I originally read the first three My Life As A… series in 2013 because my 9-year-old daughter read them, enjoyed them and recommended them to me.  I recently picked up My Life as a Youtuber (#7 in the series) on a lark at the library, curious to see how the series was doing. I was pleased to discover that the story still reflects the positive aspects of my first impressions of the series: (1) fun, easy read; and (2) hijinks that culminate in a new insight for Derek on who he wants to be as a person.

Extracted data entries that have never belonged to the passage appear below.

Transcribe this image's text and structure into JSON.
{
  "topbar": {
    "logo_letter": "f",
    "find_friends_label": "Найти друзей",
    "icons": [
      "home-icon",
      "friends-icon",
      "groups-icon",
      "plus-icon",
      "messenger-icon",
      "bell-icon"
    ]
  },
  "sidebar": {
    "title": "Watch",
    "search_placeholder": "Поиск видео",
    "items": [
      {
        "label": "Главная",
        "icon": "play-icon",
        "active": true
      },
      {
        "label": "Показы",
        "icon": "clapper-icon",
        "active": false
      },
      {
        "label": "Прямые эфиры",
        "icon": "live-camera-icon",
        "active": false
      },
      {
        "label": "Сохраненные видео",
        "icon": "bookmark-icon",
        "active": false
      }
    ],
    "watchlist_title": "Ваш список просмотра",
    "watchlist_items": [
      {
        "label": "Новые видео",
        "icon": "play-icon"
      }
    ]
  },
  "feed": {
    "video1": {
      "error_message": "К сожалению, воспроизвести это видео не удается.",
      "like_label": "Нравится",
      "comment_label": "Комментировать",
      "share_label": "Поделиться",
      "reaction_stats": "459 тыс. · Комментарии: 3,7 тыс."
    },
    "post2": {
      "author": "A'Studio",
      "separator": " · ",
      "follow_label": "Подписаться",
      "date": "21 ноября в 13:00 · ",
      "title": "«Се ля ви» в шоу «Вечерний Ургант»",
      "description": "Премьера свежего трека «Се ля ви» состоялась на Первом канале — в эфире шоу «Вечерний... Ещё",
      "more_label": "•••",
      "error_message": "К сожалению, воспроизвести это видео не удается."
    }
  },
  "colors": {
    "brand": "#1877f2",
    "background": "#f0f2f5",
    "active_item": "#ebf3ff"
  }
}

All the books are narrated by Derek. Derek is your average 12-year-old boy. He is basically kind, has a good heart, dreads school at the end of summer vacation and often lacks the ability to project the negative consequences of his imaginative, sometimes well-intentioned, plans. In this installment Derek is excited to take a new extra-curricular class on making youtube videos from a local comedian who successfully runs his own youtube channel.

Derek experiments with some different ideas and techniques in order to create his own youtube videos. In the process he and his friends discover both the dangers and the realities of posting any creative work online. When Derek chooses to produce several videos that violate the ethical rules and standards he’s been given in order to boost his viewer and subscriber numbers there are life-changing consequences.

This storyline uses young people’s (especially tweenagers’) fascination with and desire to become famous youtubers as its foundation, making the story immediately accessible to readers in 3rd – 5th grade. I appreciate the fact that the author allows Derek to make some common 12-year-old mistakes along his journey to misguided youtube aspirations and allows there to be natural consequences for those mistakes. Derek’s experience clearly illustrates the responsibility inherent in posting material on the internet without being preachy to the reader. I also like the fact that Derek’s parents hold him accountable for his choices while remaining supportive of his overall growth as he moves through dealing with the consequences, gaining insight into how his choices can affect others.

The only thing that was somewhat disappointing for me was that Jake Tashjian’s illustrations of words in the margins aren’t really effective in this story. In the first three books of the series these illustrations added another dimension to the story without detracting from it. That is not the case in #7. They add nothing to the characters or the plot in this installment.

My Life as a Youtuber is a worthwhile addition to the My Life series. This is a great choice for middle-elementary-age readers. Using it as a read-aloud at home or in the classroom could also provide a perfect springboard for discussions about youtube and the internet. In my personal experience, having these kinds of important discussions as part of ‘story’ has a higher likelihood of taking root in a young person’s consciousness than when it is done in the context of delivering ‘rules.’